Adrian Mocanu — Azrieli Commission for International Music
The Azrieli Commission for International Music is offered to a composer who engages deeply in an interplay of cultures meaningful to their lived experience. 2026 laureate Adrian Mocanu’s proposed work, de l’encra escafada (“from faded ink”), will resurrect the lost voices of the trobairitz—the female troubadours of medieval Provence—through complex choral textures and the haunting sonority of four violas da gamba. Inspired by the lone surviving song of Beatriz de Dia, the work will become an act of musical reclamation, where fragments of forgotten language and melody reassemble into living echoes of the past.
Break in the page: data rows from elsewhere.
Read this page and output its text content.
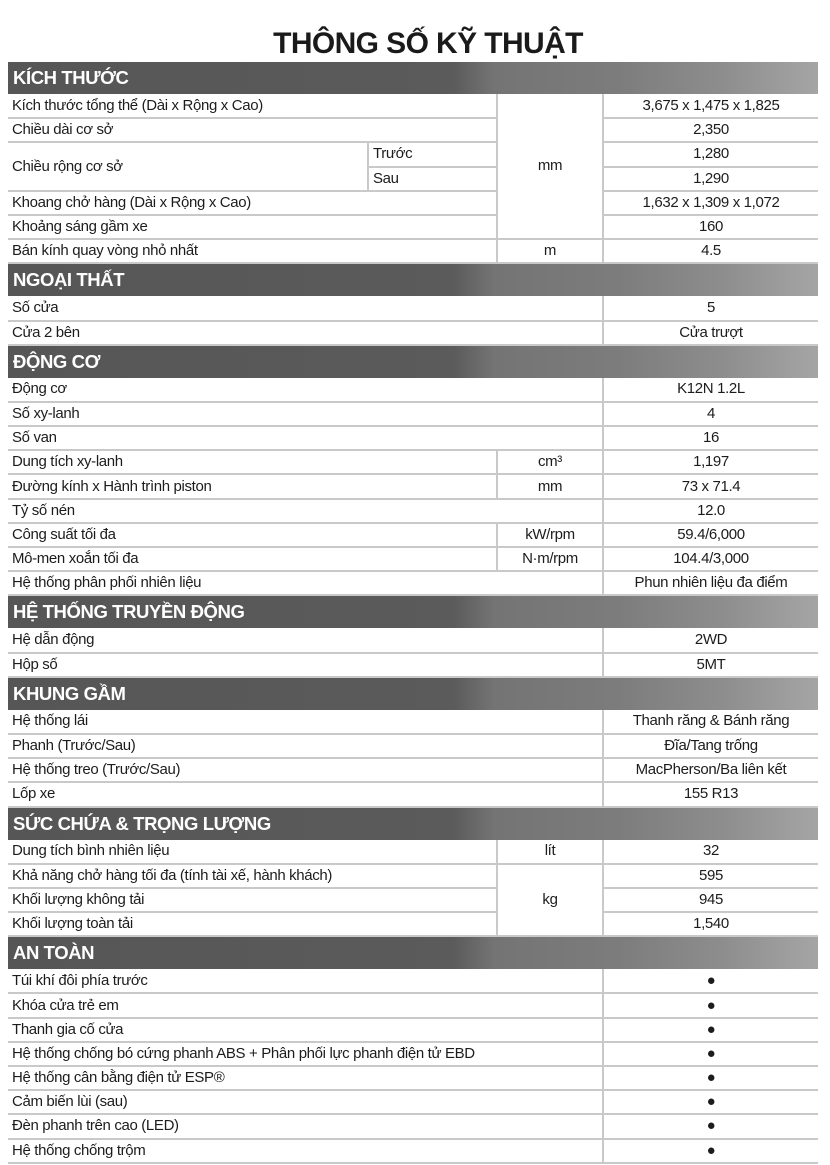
THÔNG SỐ KỸ THUẬT
KÍCH THƯỚC			
Kích thước tổng thể (Dài x Rộng x Cao)		mm	3,675 x 1,475 x 1,825
Chiều dài cơ sở			2,350
Chiều rộng cơ sở	Trước		1,280
	Sau		1,290
Khoang chở hàng (Dài x Rộng x Cao)			1,632 x 1,309 x 1,072
Khoảng sáng gầm xe			160
Bán kính quay vòng nhỏ nhất		m	4.5
NGOẠI THẤT			
Số cửa			5
Cửa 2 bên			Cửa trượt
ĐỘNG CƠ			
Động cơ			K12N 1.2L
Số xy-lanh			4
Số van			16
Dung tích xy-lanh		cm³	1,197
Đường kính x Hành trình piston		mm	73 x 71.4
Tỷ số nén			12.0
Công suất tối đa		kW/rpm	59.4/6,000
Mô-men xoắn tối đa		N·m/rpm	104.4/3,000
Hệ thống phân phối nhiên liệu			Phun nhiên liệu đa điểm
HỆ THỐNG TRUYỀN ĐỘNG			
Hệ dẫn động			2WD
Hộp số			5MT
KHUNG GẦM			
Hệ thống lái			Thanh răng & Bánh răng
Phanh (Trước/Sau)			Đĩa/Tang trống
Hệ thống treo (Trước/Sau)			MacPherson/Ba liên kết
Lốp xe			155 R13
SỨC CHỨA & TRỌNG LƯỢNG			
Dung tích bình nhiên liệu		lít	32
Khả năng chở hàng tối đa (tính tài xế, hành khách)		kg	595
Khối lượng không tải			945
Khối lượng toàn tải			1,540
AN TOÀN			
Túi khí đôi phía trước			●
Khóa cửa trẻ em			●
Thanh gia cố cửa			●
Hệ thống chống bó cứng phanh ABS + Phân phối lực phanh điện tử EBD			●
Hệ thống cân bằng điện tử ESP®			●
Cảm biến lùi (sau)			●
Đèn phanh trên cao (LED)			●
Hệ thống chống trộm			●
Romanian-Ukrainian composer Adrian Mocanu has received international recognition through awards such as the Frederic Mompou International Award (2017), the Borys Lyatoshynsky Composition Competition (2021) and the Mauricio Kagel Composition Competition (2022). His works have been performed across Europe and the Americas by leading ensembles including Ensemble Musikfabrik, Ensemble Recherche, Maulwerker, Ensemble Mosaik and the Barcelona Modern Ensemble. Mocanu has held residencies and fellowships with Ensemble Recherche (Germany), Casa de Velázquez (Spain), the Odyssée program (France), the Royal Academy of Spain in Rome (2025) and the Weltoffenes Berlin Fellowship with Maulwerker (2024). He studied composition at the National Music Academy of Ukraine and the Centro Superior de Enseñanza Musical Katarina Gurska in Madrid. His recent commission from the DEBUT Classical Singing Competition (Germany, 2024) reflects his growing reputation as a distinctive voice among the new generation of European composers.
About the Azrieli Music Prizes
Created in 2014 by Dr. Sharon Azrieli CQ for the Azrieli Foundation, the biennial Azrieli Music Prizes (AMP) offers opportunities for discovering, creating, performing and celebrating excellence in music composition. Open to the international music community, AMP accepts nominations for works from individuals and institutions of all ages, nationalities, faiths and genders, which are then submitted to its expert juries through an open call for scores and proposals.
The four AMP prize packages — now valued at CAD 250,000 per laureate — make it the top music composition competition in Canada and one of the largest in the world. Past prize- winners include Georgian-Israeli composer Josef Bardanashvili (2024), Israeli composer Yair Klartag (2024), Mexican composer Juan Trigos (2024), Iranian-Canadian composer Iman Habibi (2022), Israeli-Canadian composer Aharon Harlap (2022), Canadian composers Jordan Nobles (2024), Rita Ueda (2022), Keiko Devaux (2020), Kelly-Marie Murphy (2018) and Brian Current (2016), Dutch-born American composer Yotam Haber (2020), Israeli-Australian composer Yitzhak Yedid (2020), Israeli-American composer Avner Dorman (2018) and US-based Polish composer Wlad Marhulets (2016).